The release of the new Nike ad that features the controversial NFL player Colin Kaepernick, who started sitting, then eventually kneeling during the National Anthem, caused quite the stir in the media in recent days. Some believe that Kaepernick and his fellow kneeling teammates are disrespectful to veterans who have served our country. When Nike made Kaepernick the face of their new campaign it reignited that upset.
As a student-athlete, I love athletic apparel and accessories, Nike being my favorite. But after learning that Kaepernick is the face of the 30th anniversary of the “Just Do It” campaign, I’m sad to say that I will cease to be purchasing Nike products for a while. I’m not the only one.

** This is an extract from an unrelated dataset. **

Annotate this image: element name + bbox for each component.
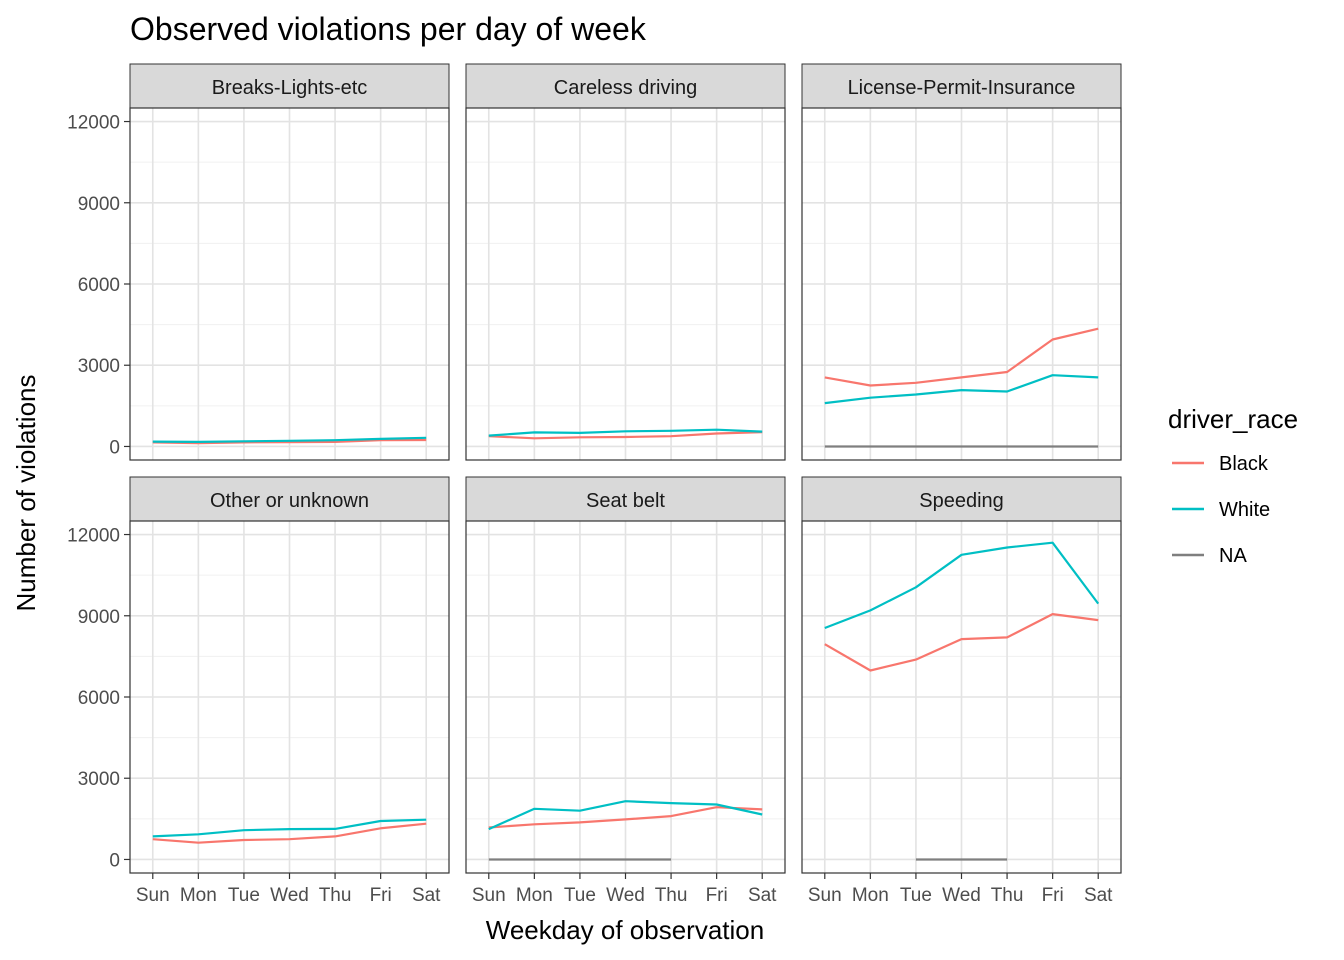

Many people around the world are demonstrating their anger by burning their Nike products or cutting the iconic “swoosh” off of their items.
PHS freshman football player Isaac Whitten stated, “I don’t really have an issue with NFL athletes taking a knee during the National Anthem. I think this is a free country and people can do and say what they think and want. I just don’t believe that it was a very good idea to put Colin Kaepernick as the face of Nike. It was not a good move for their company.”
When Nike released the Kaepernick full-length ad, the mayor of Kenner, Louisiana, Ben Zahn III, banned the purchase of Nike products by his city.
“Under no circumstances will any Nike product or any product with the Nike logo be purchased for use or delivery at any City of Kenner Recreation Facility,” he wrote. The ban has since been lifted after the advice of an attorney.
Kaepernick is not a hero; he is not an person to be idolized. He protests police officers by wearing socks that have pigs with police hats on, depicting police officers as “pigs.” Although Kaepernick may be protesting for Black Lives Matter, he doesn’t need to bash police officers and seek personal attention in the process.
In 2016, Kaepernick lost his starting position as quarterback for the San Francisco 49ers. He, as a QB, should be able to help lead the team to a win; losing his starting position shows who he is as a player. Being benched, he more than likely started all of this “drama” to make himself a desirable player again. He was becoming just another NFL player, not a superstar, and he needed to get his name out there. He couldn’t handle being on the bottom, out of the eye of the public.
This ad shows only Kaepernick, demonstrating his main priority — himself.